The very best news of all is that if we place our trust in Him as our Savior, He removes the consequences of our sins. We won’t be guilty any more. He gives us eternal life with Him.
Jesus wants us to celebrate that. In the book of John chapter 10, Jesus said, “I came that they may have life and have it abundantly.” Or as a friend of mine translates it “That they might have a party.”
What if there still remains the twinge of wanting a Martha Stewart Christmas?
Aren’t we all still buying and studying our Christmas magazines?
If producing the perfect Christmas look isn’t in your skill set or your budget then let it go. Be content with a few things and rejoice that you have less to put away after the holidays.
Focus on the simple blessings of Christmas.
Focus on the birth of the savior of the world; the coming of the King of Kings.
That kind of renewed mindset is not going to happen without a little effort.
I want to challenge you to add one more thing to your to do list. I want you to add thinking about how you can focus on the simple blessings of Christmas, how you can treasure Jesus in your heart.
Your table hostesses have a list of ideas that you could try and even add some of your own.

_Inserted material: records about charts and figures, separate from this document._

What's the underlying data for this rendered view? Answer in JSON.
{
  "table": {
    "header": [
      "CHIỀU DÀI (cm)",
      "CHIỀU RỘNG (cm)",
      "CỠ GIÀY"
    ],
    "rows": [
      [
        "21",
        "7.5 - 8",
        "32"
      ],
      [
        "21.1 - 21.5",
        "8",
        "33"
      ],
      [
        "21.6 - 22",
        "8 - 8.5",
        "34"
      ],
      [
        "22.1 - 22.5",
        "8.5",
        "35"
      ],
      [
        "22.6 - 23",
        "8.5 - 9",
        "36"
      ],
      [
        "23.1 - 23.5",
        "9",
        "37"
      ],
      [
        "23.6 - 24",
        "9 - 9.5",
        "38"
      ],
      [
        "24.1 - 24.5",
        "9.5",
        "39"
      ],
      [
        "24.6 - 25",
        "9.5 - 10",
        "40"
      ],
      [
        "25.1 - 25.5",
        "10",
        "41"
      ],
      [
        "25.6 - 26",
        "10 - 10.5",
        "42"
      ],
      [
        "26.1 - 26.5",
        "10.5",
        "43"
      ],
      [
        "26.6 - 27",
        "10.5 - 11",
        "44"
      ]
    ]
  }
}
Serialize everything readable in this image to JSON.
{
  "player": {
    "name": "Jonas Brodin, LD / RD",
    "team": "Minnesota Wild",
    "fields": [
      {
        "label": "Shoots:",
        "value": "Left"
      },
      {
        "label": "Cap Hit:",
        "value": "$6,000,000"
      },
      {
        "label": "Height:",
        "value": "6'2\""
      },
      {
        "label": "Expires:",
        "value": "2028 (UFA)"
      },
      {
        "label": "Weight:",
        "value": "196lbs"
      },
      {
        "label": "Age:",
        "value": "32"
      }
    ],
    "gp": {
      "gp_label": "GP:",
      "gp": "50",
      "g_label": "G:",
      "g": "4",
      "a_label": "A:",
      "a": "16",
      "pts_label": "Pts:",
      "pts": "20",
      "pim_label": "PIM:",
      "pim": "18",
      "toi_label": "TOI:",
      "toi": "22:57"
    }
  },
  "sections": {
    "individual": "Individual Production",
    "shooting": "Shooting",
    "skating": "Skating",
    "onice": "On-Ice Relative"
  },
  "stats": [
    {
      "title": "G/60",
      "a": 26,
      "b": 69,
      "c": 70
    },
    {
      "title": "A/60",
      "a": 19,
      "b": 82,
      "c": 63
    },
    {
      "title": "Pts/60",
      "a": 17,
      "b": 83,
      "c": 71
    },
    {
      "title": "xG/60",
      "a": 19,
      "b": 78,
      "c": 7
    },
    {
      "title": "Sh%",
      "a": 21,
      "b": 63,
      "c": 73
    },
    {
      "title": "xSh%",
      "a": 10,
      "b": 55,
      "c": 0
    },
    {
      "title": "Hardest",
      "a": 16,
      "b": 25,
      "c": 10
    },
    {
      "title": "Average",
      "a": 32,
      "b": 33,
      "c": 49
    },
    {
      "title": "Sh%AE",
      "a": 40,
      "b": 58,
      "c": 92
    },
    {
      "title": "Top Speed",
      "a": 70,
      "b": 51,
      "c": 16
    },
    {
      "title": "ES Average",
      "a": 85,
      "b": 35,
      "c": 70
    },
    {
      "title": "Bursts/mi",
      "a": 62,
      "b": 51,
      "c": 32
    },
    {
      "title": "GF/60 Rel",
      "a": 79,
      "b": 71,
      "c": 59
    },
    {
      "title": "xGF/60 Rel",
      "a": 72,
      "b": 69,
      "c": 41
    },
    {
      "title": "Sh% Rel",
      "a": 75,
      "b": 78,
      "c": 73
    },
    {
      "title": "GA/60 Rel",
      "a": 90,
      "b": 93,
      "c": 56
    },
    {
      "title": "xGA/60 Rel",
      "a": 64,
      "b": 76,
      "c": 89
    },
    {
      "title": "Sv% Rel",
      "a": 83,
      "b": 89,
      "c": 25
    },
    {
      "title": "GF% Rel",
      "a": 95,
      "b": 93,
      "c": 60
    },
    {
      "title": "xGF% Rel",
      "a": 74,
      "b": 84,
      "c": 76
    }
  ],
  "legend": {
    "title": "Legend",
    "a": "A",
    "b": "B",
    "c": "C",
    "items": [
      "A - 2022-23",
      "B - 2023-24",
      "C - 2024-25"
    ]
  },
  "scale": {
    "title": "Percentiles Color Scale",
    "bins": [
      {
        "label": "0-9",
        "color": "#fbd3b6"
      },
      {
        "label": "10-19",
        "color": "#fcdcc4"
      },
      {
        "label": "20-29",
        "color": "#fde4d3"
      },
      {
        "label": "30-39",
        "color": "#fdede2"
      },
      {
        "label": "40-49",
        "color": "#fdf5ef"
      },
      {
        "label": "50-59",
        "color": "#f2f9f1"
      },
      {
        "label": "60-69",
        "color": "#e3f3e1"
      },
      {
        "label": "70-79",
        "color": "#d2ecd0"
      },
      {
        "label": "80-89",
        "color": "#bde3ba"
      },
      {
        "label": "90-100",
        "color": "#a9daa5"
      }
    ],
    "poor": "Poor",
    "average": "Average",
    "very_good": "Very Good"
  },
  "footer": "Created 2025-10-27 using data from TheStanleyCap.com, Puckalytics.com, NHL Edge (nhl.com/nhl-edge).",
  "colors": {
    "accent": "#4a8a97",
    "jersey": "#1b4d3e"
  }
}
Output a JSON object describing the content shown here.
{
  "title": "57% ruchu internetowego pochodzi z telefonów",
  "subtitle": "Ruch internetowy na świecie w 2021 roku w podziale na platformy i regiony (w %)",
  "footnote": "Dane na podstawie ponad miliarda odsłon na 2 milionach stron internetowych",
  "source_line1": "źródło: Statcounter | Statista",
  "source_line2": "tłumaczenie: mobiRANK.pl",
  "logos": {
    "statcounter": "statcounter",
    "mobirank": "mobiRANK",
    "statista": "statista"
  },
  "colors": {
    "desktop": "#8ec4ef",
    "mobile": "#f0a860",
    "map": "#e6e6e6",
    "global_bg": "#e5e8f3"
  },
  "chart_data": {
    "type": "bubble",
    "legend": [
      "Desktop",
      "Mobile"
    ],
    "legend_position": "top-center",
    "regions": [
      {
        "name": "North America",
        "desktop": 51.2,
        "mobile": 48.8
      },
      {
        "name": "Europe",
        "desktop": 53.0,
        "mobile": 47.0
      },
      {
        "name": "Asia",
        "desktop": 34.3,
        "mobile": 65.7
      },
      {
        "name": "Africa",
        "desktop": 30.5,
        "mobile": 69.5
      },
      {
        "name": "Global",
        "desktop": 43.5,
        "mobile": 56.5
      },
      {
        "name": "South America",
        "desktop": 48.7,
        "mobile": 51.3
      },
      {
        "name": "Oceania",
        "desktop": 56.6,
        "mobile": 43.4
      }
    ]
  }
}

I want to leave you with a few practical ways to add meaning to your Christmas celebrations. They have been helpful to my family and me.
There are twelve Bible passages listed there. The story may be familiar to most of you but I’d like you to read them and ask yourself: How did the individuals in these verses respond to Jesus? Am I looking at Jesus with tired, adult eyes? How can I change how I respond to Him?
I would encourage you to put a few of these on your calendar and focus on the simple blessings of Christmas. Focus on a celebration with meaning.
Celebrate for the right reasons.
Celebrate because you know the bridegroom and He knows you.
Celebrate because you have entered into a perfect love relationship with the Creator of the universe.
Celebrate because you know the simple blessing of Christmas.
When Mary was confronted with the reality of who Jesus was and what that would mean for the world, the Bible says Mary did just what God wanted her to do: She treasured these things in her heart.
The simple blessing of Christmas is treasuring Jesus in your heart. Pondering the good news that you are so deeply loved by the Creator of the Universe that He sacrificed His only Son for you. He gave His Son so that you could have an abundant life with Him forever.
Treasure Jesus in your heart. Rejoice in knowing that He is the King, the Savior who has come into the world to set things right, come into the world to rescue us from the dominion of darkness. He has come to save you from a meaningless existence of self-service. He wants to be your king and bring you into His kingdom of marvelous light, life and love. What a celebration that will be when you join Him in His kingdom! What are you waiting for? Come on in and join the party. It is a big one.